Isabelle Charest, chef de mission du Canada en vue des Jeux de Pyeongchang.

Isabelle Charest veut promouvoir le sport chez les filles

Isabelle Charest, l’une des plus grandes patineuses de vitesse sur courte piste de l’histoire canadienne, aimerait utiliser sa tribune pour promouvoir la pratique du sport chez les filles.

Chef de mission du Canada en vue des Jeux de Pyeongchang, elle a gagné trois médailles olympiques et sept autres lors de Mondiaux.

«C’est l’héritage que je veux laisser comme chef de mission, dit Charest, 46 ans. Si j’ai une voix à faire entendre, je veux l’utiliser pour ça.»

Au Canada, les chiffres avancent que si une fille n’a pas touché au sport avant l’âge de 10 ans, il n’y a que 10 pour cent des chances qu’elles soient actives une fois rendues à l’âge adulte.

Coordonnatrice aux communications à la Commission scolaire du Val-des-Cerfs, à Granby, elle est en mesure de constater que bien des filles s’écartent tout simplement du sport ou le délaissent. Mais elle sait aussi que les opportunités sont là.

«À Rio en 2016 (où elle était chef de mission adjointe), c’était évident pour moi à quel point le sport est diversifié. Tout le monde peut découvrir sa passion, dit Charest, qui est native de Rimouski. Ça peut être plus artistique ou bien axé sur la puissance. Il y a tous les types de corps. Tout le monde peut y trouver son compte.»

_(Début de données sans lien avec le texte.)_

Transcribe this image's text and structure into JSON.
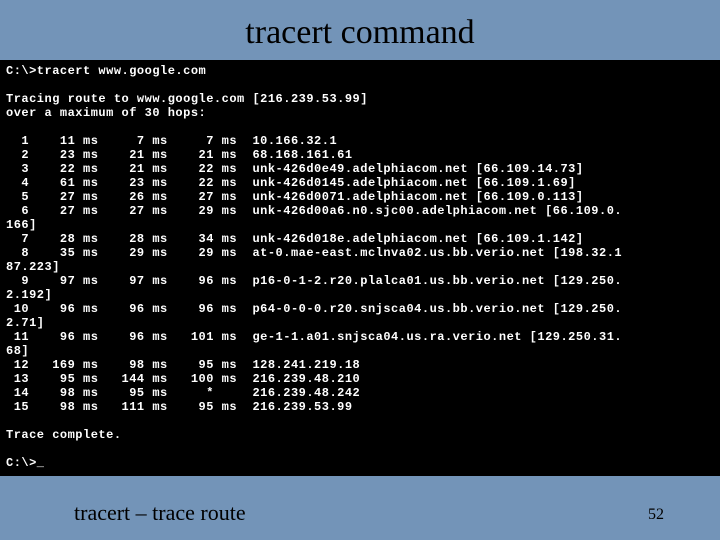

Les succès au Brésil peuvent donner une fausse impression, dit Charest, en référence au fait que les femmes ont obtenu 16 des 22 médailles du Canada là-bas.

«En voyant ça, les gens peuvent penser que le sport féminin se porte bien, qu’il n’y a pas d’efforts particuliers à faire, dit Charest. Mais si on veut valoriser le sport auprès des filles, c’est avant tout pour leur vie au sens large, pour leur bien-être.»

Charest a joué au soccer dans sa jeunesse et a recommencé à y jouer il y a trois ans. Elle est mariée à Steve Charbonneau, un ancien joueur de ligne défensive avec les Alouettes et les Eskimos. Ils ont deux enfants.

Charest a pris part aux JO d’hiver de 1994, 1998 et 2002, méritant une médaille d’argent et deux de bronze, toutes au relais 3000 m. Lors de Mondiaux, elle a gagné trois fois l’or, deux fois l’argent et deux fois le bronze.

L’équipe canadienne devrait inclure environ 230 athlètes. On n’a pas encore annoncé un objectif de médailles pour l’Olympiade sud-coréenne. En 2014 à Sotchi, l’unifolié a totalisé 25 podiums, dont 10 médailles d’or. Charest dit ne pas avoir de chiffre en tête pour 2018.

«Nous voulons mettre l’accent sur le processus, dit-elle. Nous voulons nous assurer que les athlètes soient entourés de ce qu’il faut pour réussir. À ce moment-ci, les athlètes ne pensent pas aux médailles, ils pensent à ce qu’ils doivent faire pour être prêts.»

«Nous savons que si nous mettons en place l’environnement optimal, nous pouvons avoir de très beaux résultats, ajoute Charest. On le voit aux Mondiaux et dans les épreuves de Coupe du monde.»